[This article originally appeared in “Why You Can’t Ignore Social Video Anymore” on Hootsuite and is written by Jeff Barrett.]
We love video. It’s easy to use, easy to create, easy to consume. We learn so much more from body language than we do from the written word—90 percent of communication is body language. So it’s easy to understand why people, especially millennials, are quickly migrating to video.
If you’re betting on text you would have been that person in history who preferred horses to cars, was fairly certain the world was flat, and thought no one would ever like stuffed crust pizza. Cheese in the crust has a higher approval rating than any politician ever will.
We’re three months away from your grandmother asking you to help her get on Snapchat. But you already know this. So let’s talk about what’s next, what’s motivating advertisers, and what that means for you.
The preferences of millennials, who now make up the largest age demographic and advertising target group in the United States, cannot be discounted.
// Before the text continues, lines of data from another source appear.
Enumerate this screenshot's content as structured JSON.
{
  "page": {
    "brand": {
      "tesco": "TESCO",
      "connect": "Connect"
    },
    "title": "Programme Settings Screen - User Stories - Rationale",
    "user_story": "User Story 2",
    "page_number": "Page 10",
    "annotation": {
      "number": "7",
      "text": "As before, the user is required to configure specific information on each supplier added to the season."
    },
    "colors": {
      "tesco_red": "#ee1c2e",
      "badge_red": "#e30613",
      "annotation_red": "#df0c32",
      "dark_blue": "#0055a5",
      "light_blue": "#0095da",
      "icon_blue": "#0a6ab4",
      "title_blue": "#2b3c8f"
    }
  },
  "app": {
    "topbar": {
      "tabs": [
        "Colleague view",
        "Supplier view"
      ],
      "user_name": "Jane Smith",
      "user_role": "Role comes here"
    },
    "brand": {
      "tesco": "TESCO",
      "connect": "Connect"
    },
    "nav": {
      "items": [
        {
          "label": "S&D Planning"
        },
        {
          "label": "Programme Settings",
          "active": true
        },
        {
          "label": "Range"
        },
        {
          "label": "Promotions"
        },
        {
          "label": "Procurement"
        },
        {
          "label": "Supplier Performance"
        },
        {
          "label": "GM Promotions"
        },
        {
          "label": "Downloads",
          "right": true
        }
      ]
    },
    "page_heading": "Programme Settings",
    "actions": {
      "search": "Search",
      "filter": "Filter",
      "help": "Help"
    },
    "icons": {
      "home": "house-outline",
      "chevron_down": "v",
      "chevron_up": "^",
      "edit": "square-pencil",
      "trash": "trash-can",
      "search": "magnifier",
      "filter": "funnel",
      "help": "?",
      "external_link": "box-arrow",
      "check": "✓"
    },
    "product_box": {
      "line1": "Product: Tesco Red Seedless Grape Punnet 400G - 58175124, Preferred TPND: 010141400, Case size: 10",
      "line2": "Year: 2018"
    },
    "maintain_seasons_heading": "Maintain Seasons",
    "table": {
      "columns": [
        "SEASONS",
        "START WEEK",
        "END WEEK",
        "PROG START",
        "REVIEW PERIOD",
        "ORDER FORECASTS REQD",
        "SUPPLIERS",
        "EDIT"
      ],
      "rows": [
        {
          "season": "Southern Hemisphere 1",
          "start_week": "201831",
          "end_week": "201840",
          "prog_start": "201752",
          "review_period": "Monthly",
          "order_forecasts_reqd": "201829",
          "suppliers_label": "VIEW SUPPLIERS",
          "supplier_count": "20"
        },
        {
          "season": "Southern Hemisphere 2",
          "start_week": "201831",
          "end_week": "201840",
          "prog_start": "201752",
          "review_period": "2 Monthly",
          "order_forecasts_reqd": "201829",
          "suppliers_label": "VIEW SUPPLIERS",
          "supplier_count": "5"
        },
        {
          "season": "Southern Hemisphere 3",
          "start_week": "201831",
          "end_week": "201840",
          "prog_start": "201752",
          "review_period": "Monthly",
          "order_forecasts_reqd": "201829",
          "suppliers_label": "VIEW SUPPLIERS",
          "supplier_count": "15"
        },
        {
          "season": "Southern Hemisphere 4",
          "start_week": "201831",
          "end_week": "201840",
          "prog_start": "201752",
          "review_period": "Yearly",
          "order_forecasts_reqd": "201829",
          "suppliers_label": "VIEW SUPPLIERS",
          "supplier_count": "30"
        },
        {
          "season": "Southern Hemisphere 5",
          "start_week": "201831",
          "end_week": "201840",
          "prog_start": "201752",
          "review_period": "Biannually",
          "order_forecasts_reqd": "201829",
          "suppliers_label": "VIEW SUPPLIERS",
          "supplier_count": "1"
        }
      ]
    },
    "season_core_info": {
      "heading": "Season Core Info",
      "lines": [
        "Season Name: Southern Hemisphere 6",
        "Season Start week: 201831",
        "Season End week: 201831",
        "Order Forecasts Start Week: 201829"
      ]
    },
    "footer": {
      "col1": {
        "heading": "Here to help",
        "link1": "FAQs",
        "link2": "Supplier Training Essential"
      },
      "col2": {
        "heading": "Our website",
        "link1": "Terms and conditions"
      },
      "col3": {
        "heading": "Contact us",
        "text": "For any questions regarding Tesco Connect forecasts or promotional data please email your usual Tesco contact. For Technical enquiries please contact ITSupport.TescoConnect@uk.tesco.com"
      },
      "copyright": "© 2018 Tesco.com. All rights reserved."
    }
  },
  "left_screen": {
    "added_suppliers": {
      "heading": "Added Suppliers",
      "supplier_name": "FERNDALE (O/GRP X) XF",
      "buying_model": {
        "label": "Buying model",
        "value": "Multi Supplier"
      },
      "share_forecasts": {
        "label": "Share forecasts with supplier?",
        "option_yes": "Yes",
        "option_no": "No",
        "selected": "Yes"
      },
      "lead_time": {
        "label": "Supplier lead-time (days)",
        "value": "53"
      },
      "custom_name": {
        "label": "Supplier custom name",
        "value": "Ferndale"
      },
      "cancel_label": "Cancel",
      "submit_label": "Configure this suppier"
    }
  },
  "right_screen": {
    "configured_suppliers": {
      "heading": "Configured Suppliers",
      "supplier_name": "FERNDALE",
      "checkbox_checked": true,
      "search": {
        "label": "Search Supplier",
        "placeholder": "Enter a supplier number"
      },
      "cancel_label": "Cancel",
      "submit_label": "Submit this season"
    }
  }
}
Advertisers want to cater to their preferences and their preference is to use video to communicate with, learn from, and interact with brands.
Troy Scarlott, VP of marketing and advertising at YapStone, a leading fintech company, says that millennials have changed the face of marketing: “I love the millennial generation because they have made marketers better. We have to be better, because the tried and true does not work with them. It has been said over and over that you can’t market to millennials. Well, we can and we do. With over 70 million in the U.S. this year, we have to. We just approach marketing differently, do it better and frame it in new ways.”
Facebook’s building a standalone camera app. It’s still early in development but they will continue to work on making live video more accessible to their 1.6 billion users. This should work in conjunction with Instagram and Messenger. Instagram could eventually be in direct competition with Snapchat. Plus, Facebook is already the best in social at driving advertising through their platforms. Facebook Live is just the first step of many.
Everyone is afraid of the ghost right now and for good reason: Snapchat now leads social media in video views. Sure, it’s clunky to find people. That will eventually change. Sure, it’s hard to create data to show advertisers. That will change even faster. Snapchat continues to innovate. Its success is based on how easy it is to use, its cool factor, and its new Stories and Discover features.
Cosmopolitan’s Snapchat channel gets 3 million daily views (and that was back in October). Plus, their direct competition doesn’t have access. There is no reason a publisher would ever stop using that.
Twitter’s partnership with the NFL to start streaming games is big. The increased live streaming capacity needed for that relationship will undoubtedly lead to enhanced capabilities for the entire user base.
Plus Periscope and Medium, both under their umbrella, can be better integrated. Twitter has the tools and the capability, they need to put it together and take their social video game to the next level.
The publishing industry is shifting from writers to video. Mashable, which let go of at least half of its editorial staff and top leadership, has been the most progressive. The shift from articles to videos is economic. It’s cheaper and faster to produce video with a small team than have a large staff of writers.
There will always be room for The Atlantic or The Economist but mass publishers will continue to shift to video. The response rates for video are better and that sells advertising. Video fits the business model better.
This shift to video would not have been possible five years ago. The technology wasn’t ready. Now we can stream without lag, produce video at a cheaper cost, and upload content immediately. As technology progresses, this will only grow faster.
We’ll never be able to go backward. Think about it. Would you like to go back to texting by using the number pad on your six-foot-tall Nokia? Of course not. Text is dead. Long live video.
And yes, I realize the irony of saying all of this in 702 words, instead of video.